The solutions given for the technical and ethical problems in this case can stand criticism for various reason. The first solution where the adopters are recommended to return the artificial boy to his creators for dismantling is the most feasible of all approaches. It could be argued that even humans need to die at some point in their lives and especially, when it becomes difficult for society to bear with them. As long as the artificial boy is allowed to continue existing, he will create more problems because his ability to process emotion makes him unpredictable. His creators can decide on whether to dismantle him completely or to modify his design so that he can no longer ‘feel’.

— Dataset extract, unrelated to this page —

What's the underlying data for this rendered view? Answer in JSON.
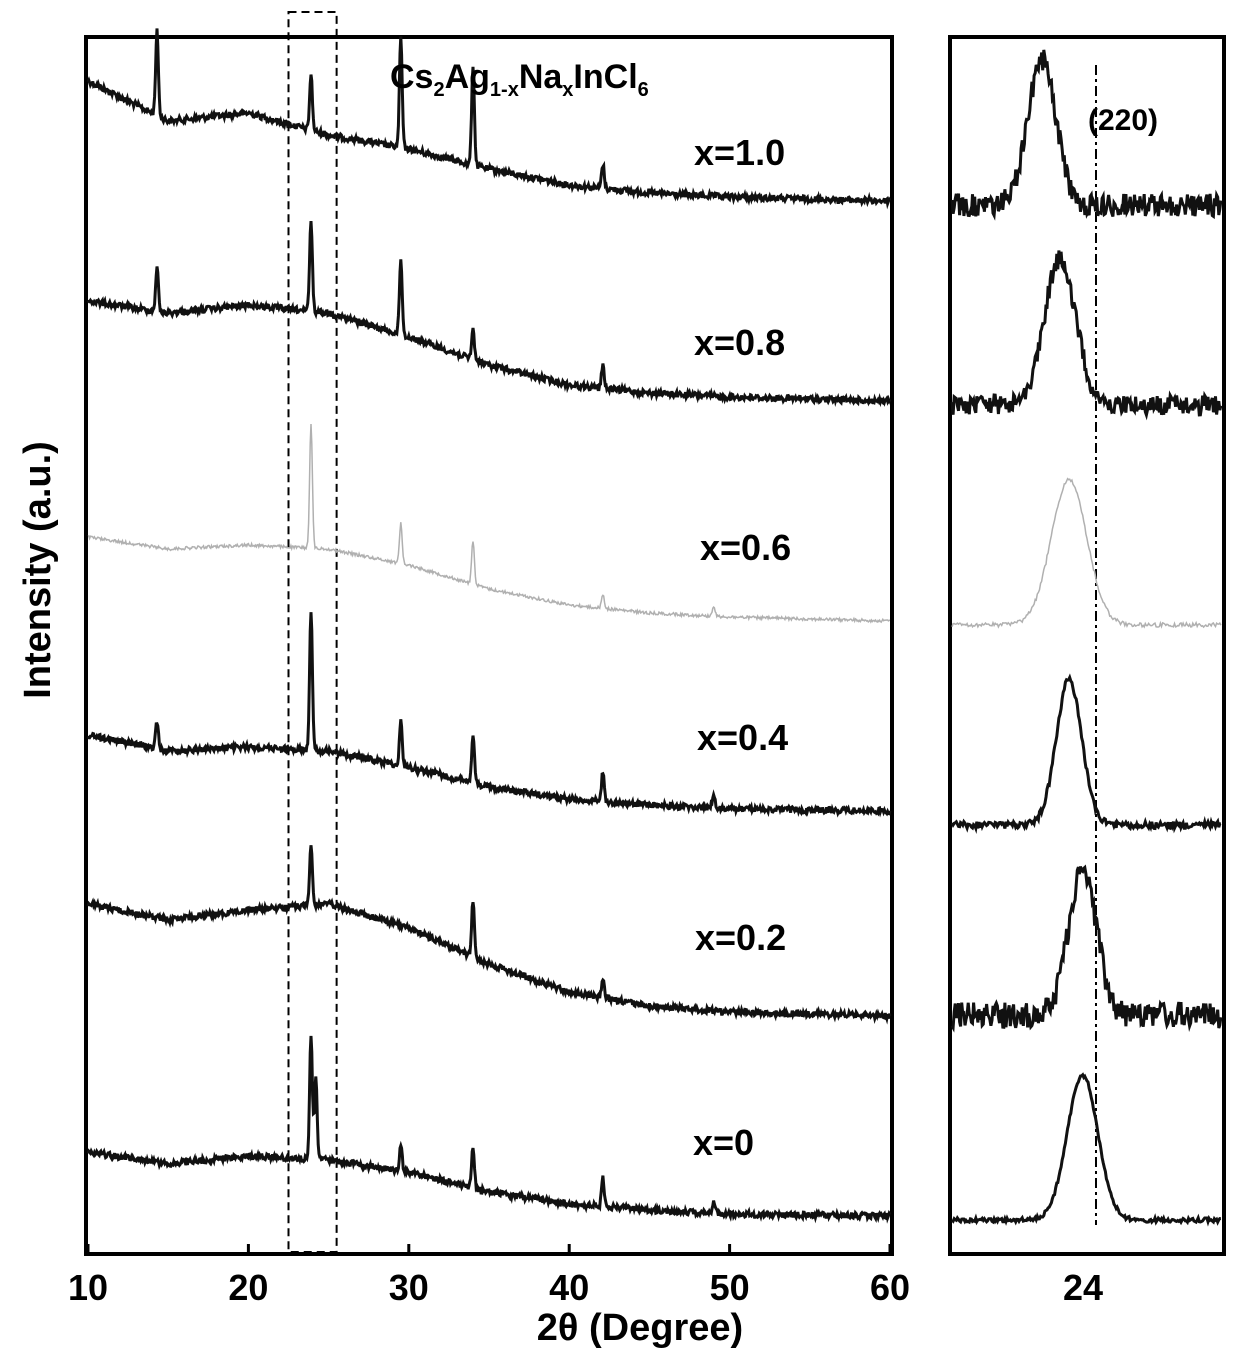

I would recommend the manufacturers of robots to avoid making creations that have unpredictable behavior. All computer artifacts should have foreseeable outcomes so that it is easy to solve problems. If creating an unpredictable artifact is inevitable, the manufacturer needs to have a contingency plan that outlines the process of disposing artifact. I would consider it unethical to create a robot that process emotions and interact with the conventional society.